Chemopreventive effect of tomentosin against 7,12-dimethylbenz[a] anthracene-induced breast cancer progression and inhibits the cell proliferation in MCF-7 cells via downregulation of PI3K/AKT signaling pathway

Background: Breast cancer is the most common cancer which disturbs not only the older population but also women under 35 years old. It also ranks to be the first in cancer-connected deaths of women. Objectives: Hence, we intended the study to investigate the efficacy of tomentosin as an anticancer agent against breast cancer in vitro and in vivo conditions. Materials and Methods: Breast cancer was persuaded to the rats by DMBA administration and then treated with the tomentosin for 28 days. The levels of estrogen receptor α (ER-α), oxidative stress markers, biotransformation enzymes, carcinoembryonic antigen, and cytokines were assessed. Histopathological analysis was done to check the anticancer effect of tomentosin. In vitro studies were finished with MCF-7 cells and the cells were exposed to cell viability assay and different fluorescent staining assays such as H2DCFDA, JC-1, and AO/EtBr dual staining to inspect the tomentosin effects. The expression of PI3K/AKT signaling molecules was considered by quantitative polymerase chain reaction (qPCR) analysis.
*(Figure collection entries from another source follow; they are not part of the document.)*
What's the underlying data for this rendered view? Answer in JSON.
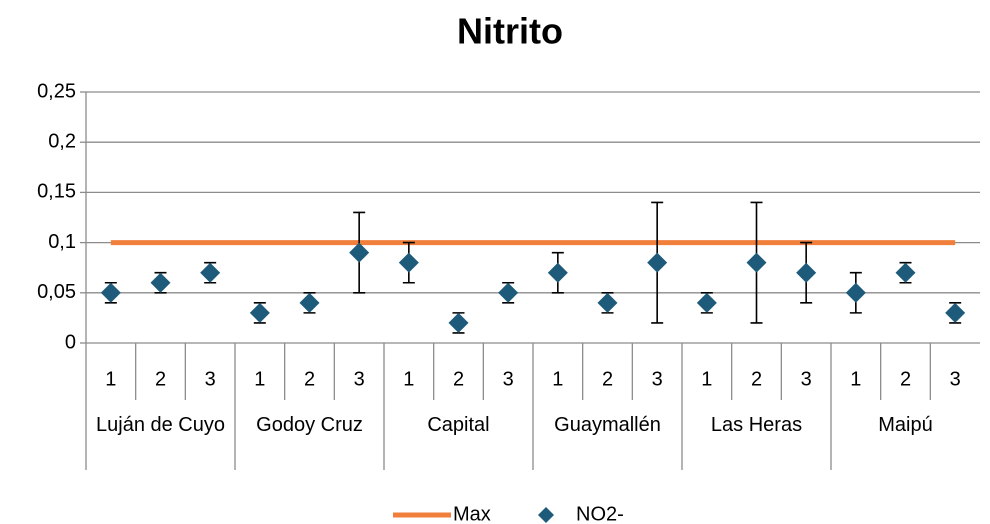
{
  "chart_data": {
    "type": "scatter",
    "title": "Nitrito",
    "categories": [
      "1",
      "2",
      "3",
      "1",
      "2",
      "3",
      "1",
      "2",
      "3",
      "1",
      "2",
      "3",
      "1",
      "2",
      "3",
      "1",
      "2",
      "3"
    ],
    "groups": [
      "Luján de Cuyo",
      "Godoy Cruz",
      "Capital",
      "Guaymallén",
      "Las Heras",
      "Maipú"
    ],
    "series": [
      {
        "name": "Max",
        "type": "line",
        "color": "#f07f3c",
        "values": [
          0.1,
          0.1,
          0.1,
          0.1,
          0.1,
          0.1,
          0.1,
          0.1,
          0.1,
          0.1,
          0.1,
          0.1,
          0.1,
          0.1,
          0.1,
          0.1,
          0.1,
          0.1
        ]
      },
      {
        "name": "NO2-",
        "type": "scatter",
        "color": "#1e5b7a",
        "values": [
          0.05,
          0.06,
          0.07,
          0.03,
          0.04,
          0.09,
          0.08,
          0.02,
          0.05,
          0.07,
          0.04,
          0.08,
          0.04,
          0.08,
          0.07,
          0.05,
          0.07,
          0.03
        ],
        "errors": [
          0.01,
          0.01,
          0.01,
          0.01,
          0.01,
          0.04,
          0.02,
          0.01,
          0.01,
          0.02,
          0.01,
          0.06,
          0.01,
          0.06,
          0.03,
          0.02,
          0.01,
          0.01
        ]
      }
    ],
    "ylim": [
      0,
      0.25
    ],
    "yticks": [
      0,
      {
        "value": 0.05,
        "label": "0,05"
      },
      {
        "value": 0.1,
        "label": "0,1"
      },
      {
        "value": 0.15,
        "label": "0,15"
      },
      {
        "value": 0.2,
        "label": "0,2"
      },
      {
        "value": 0.25,
        "label": "0,25"
      }
    ],
    "grid": true,
    "legend": "bottom"
  }
}
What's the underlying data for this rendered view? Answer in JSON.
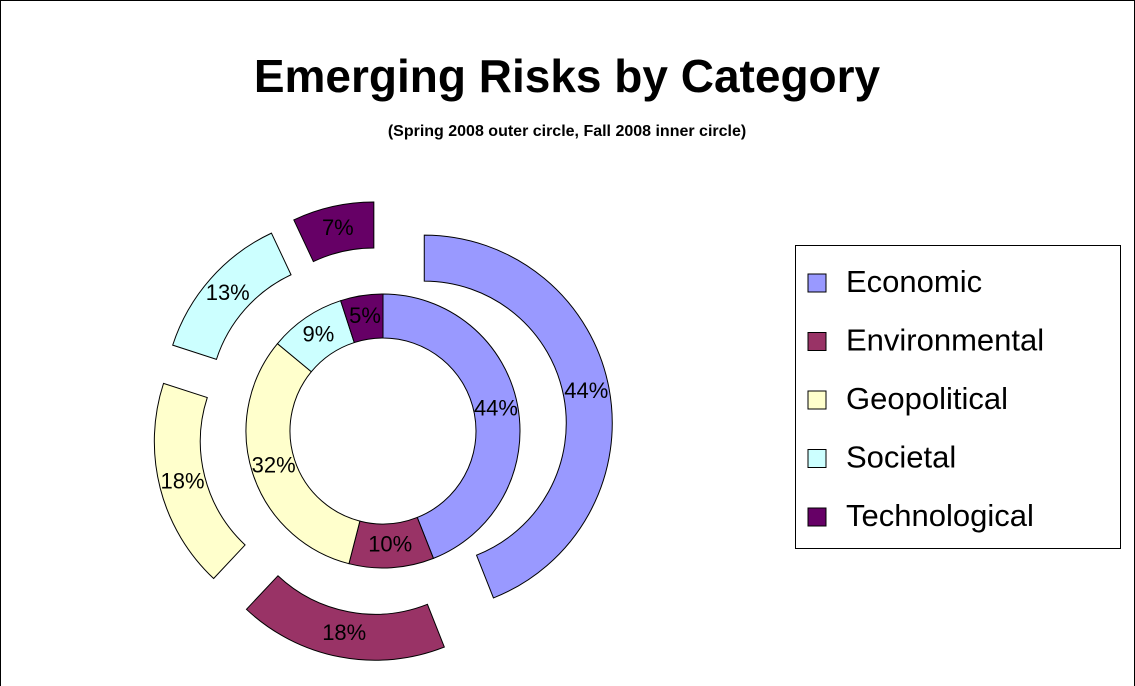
{
  "chart_data": {
    "type": "doughnut",
    "title": "Emerging Risks by Category",
    "subtitle": "(Spring 2008 outer circle, Fall 2008 inner circle)",
    "categories": [
      "Economic",
      "Environmental",
      "Geopolitical",
      "Societal",
      "Technological"
    ],
    "colors": [
      "#9999ff",
      "#993366",
      "#ffffcc",
      "#ccffff",
      "#660066"
    ],
    "series": [
      {
        "values": [
          44,
          18,
          18,
          13,
          7
        ],
        "value_labels": [
          "44%",
          "18%",
          "18%",
          "13%",
          "7%"
        ]
      },
      {
        "values": [
          44,
          10,
          32,
          9,
          5
        ],
        "value_labels": [
          "44%",
          "10%",
          "32%",
          "9%",
          "5%"
        ]
      }
    ],
    "legend": "right"
  }
}
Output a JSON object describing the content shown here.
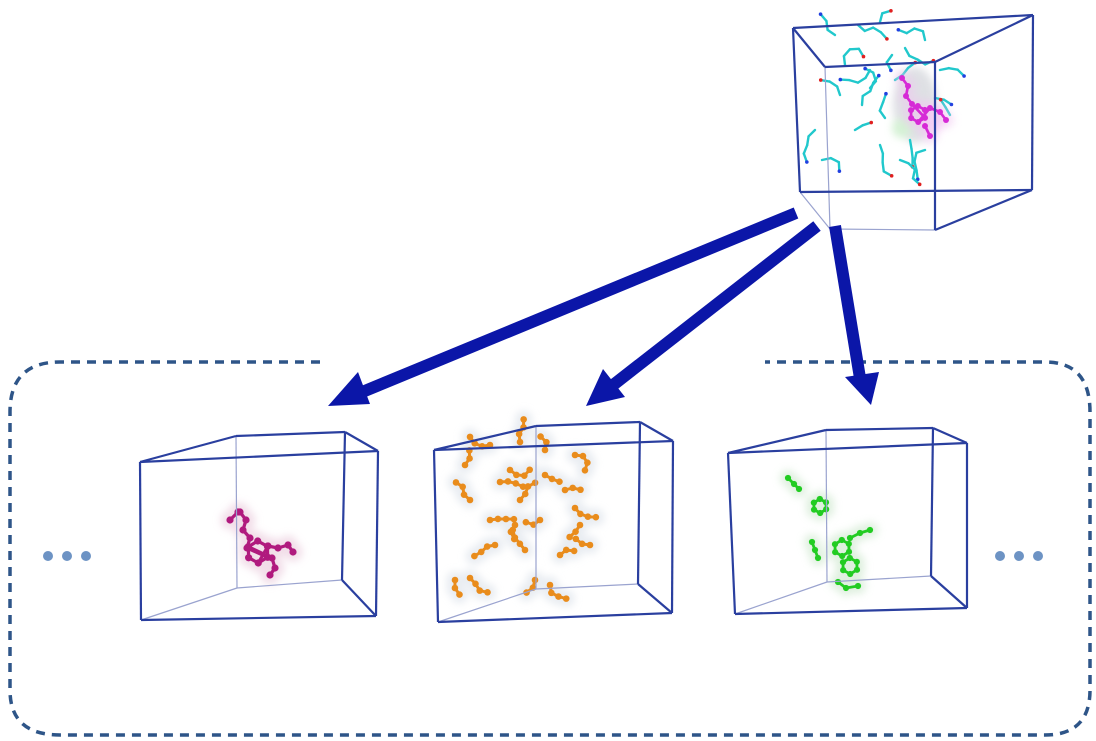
{
  "colors": {
    "cube_edge": "#2a3f9f",
    "cube_back_edge": "#9aa3cf",
    "arrow": "#0b16a8",
    "dashed_border": "#2e5588",
    "ellipsis_dot": "#6d93c4",
    "full_complex_ligand": "#d62ad6",
    "full_complex_residues": "#21c8cc",
    "channel_magenta": "#b01a7e",
    "channel_orange": "#e98c1c",
    "channel_green": "#22cc22",
    "density_halo": "#c9ccd3"
  },
  "cubes": [
    {
      "name": "full-complex-cube",
      "content": "cyan-residues-and-magenta-ligand"
    },
    {
      "name": "magenta-channel-cube",
      "content": "magenta-ligand"
    },
    {
      "name": "orange-channel-cube",
      "content": "orange-fragments"
    },
    {
      "name": "green-channel-cube",
      "content": "green-aromatic-fragments"
    }
  ],
  "ellipsis": [
    {
      "name": "left-ellipsis",
      "dots": 3
    },
    {
      "name": "right-ellipsis",
      "dots": 3
    }
  ]
}
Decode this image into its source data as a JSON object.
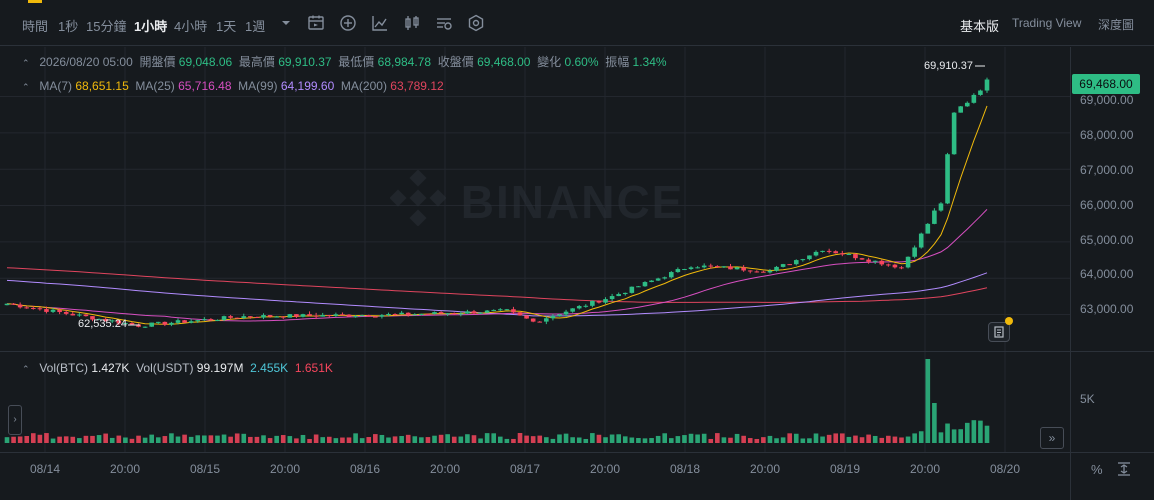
{
  "toolbar": {
    "timeframes": [
      {
        "label": "時間",
        "active": false
      },
      {
        "label": "1秒",
        "active": false
      },
      {
        "label": "15分鐘",
        "active": false
      },
      {
        "label": "1小時",
        "active": true
      },
      {
        "label": "4小時",
        "active": false
      },
      {
        "label": "1天",
        "active": false
      },
      {
        "label": "1週",
        "active": false
      }
    ],
    "tools": [
      "timeframe-dropdown-icon",
      "calendar-icon",
      "add-indicator-icon",
      "line-chart-icon",
      "candlestick-type-icon",
      "drawing-tools-icon",
      "settings-icon"
    ],
    "views": [
      {
        "label": "基本版",
        "active": true
      },
      {
        "label": "Trading View",
        "active": false
      },
      {
        "label": "深度圖",
        "active": false
      }
    ]
  },
  "ohlc": {
    "datetime": "2026/08/20 05:00",
    "open_label": "開盤價",
    "open": "69,048.06",
    "high_label": "最高價",
    "high": "69,910.37",
    "low_label": "最低價",
    "low": "68,984.78",
    "close_label": "收盤價",
    "close": "69,468.00",
    "change_label": "變化",
    "change": "0.60%",
    "amp_label": "振幅",
    "amp": "1.34%"
  },
  "ma": {
    "ma7_label": "MA(7)",
    "ma7": "68,651.15",
    "ma25_label": "MA(25)",
    "ma25": "65,716.48",
    "ma99_label": "MA(99)",
    "ma99": "64,199.60",
    "ma200_label": "MA(200)",
    "ma200": "63,789.12"
  },
  "volume": {
    "btc_label": "Vol(BTC)",
    "btc": "1.427K",
    "usdt_label": "Vol(USDT)",
    "usdt": "99.197M",
    "v1": "2.455K",
    "v2": "1.651K",
    "axis_label": "5K"
  },
  "watermark": "BINANCE",
  "price_axis": [
    "69,000.00",
    "68,000.00",
    "67,000.00",
    "66,000.00",
    "65,000.00",
    "64,000.00",
    "63,000.00"
  ],
  "current_price": "69,468.00",
  "high_marker": "69,910.37",
  "low_marker": "62,535.24",
  "time_axis": [
    "08/14",
    "20:00",
    "08/15",
    "20:00",
    "08/16",
    "20:00",
    "08/17",
    "20:00",
    "08/18",
    "20:00",
    "08/19",
    "20:00",
    "08/20"
  ],
  "pct_label": "%",
  "colors": {
    "up": "#2ebd85",
    "down": "#f6465d",
    "ma7": "#f0b90b",
    "ma25": "#d74fc1",
    "ma99": "#b28cff",
    "ma200": "#e0455e",
    "bg": "#161a1e",
    "grid": "#23272e"
  },
  "chart_data": {
    "type": "candlestick",
    "interval": "1h",
    "closes_anchor": [
      {
        "t": "08/14 00:00",
        "c": 63300
      },
      {
        "t": "08/14 20:00",
        "c": 62700
      },
      {
        "t": "08/15 12:00",
        "c": 62950
      },
      {
        "t": "08/16 12:00",
        "c": 63000
      },
      {
        "t": "08/17 04:00",
        "c": 63100
      },
      {
        "t": "08/17 08:00",
        "c": 62800
      },
      {
        "t": "08/17 20:00",
        "c": 63500
      },
      {
        "t": "08/18 08:00",
        "c": 64350
      },
      {
        "t": "08/18 20:00",
        "c": 64200
      },
      {
        "t": "08/19 04:00",
        "c": 64800
      },
      {
        "t": "08/19 16:00",
        "c": 64300
      },
      {
        "t": "08/19 22:00",
        "c": 66100
      },
      {
        "t": "08/20 00:00",
        "c": 68500
      },
      {
        "t": "08/20 05:00",
        "c": 69468
      }
    ],
    "ylim": [
      62300,
      69950
    ]
  }
}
Results: Our in vivo consequences recommend tomentosin knowingly reduced the levels of ER-α, CYP450, CYT-b5, carcinoembryonic antigen, and cytokines and augmented the levels of CAT, GST, and GR enzymes. Histological results authorize anticancer effects of tomentosin. The qPCR results exhibited that tomentosin significantly lessened the expression of PI3K/AKT and augmented the apoptosis-related p38/JNK1 expression in MCF-7 cells. Conclusion: Overall, our results settle tomentosin possibly inhibit the DMBA-convinced breast cancer induction in rats and they also induce apoptosis in estrogen-dependent breast cancer MCF-7 cell lines.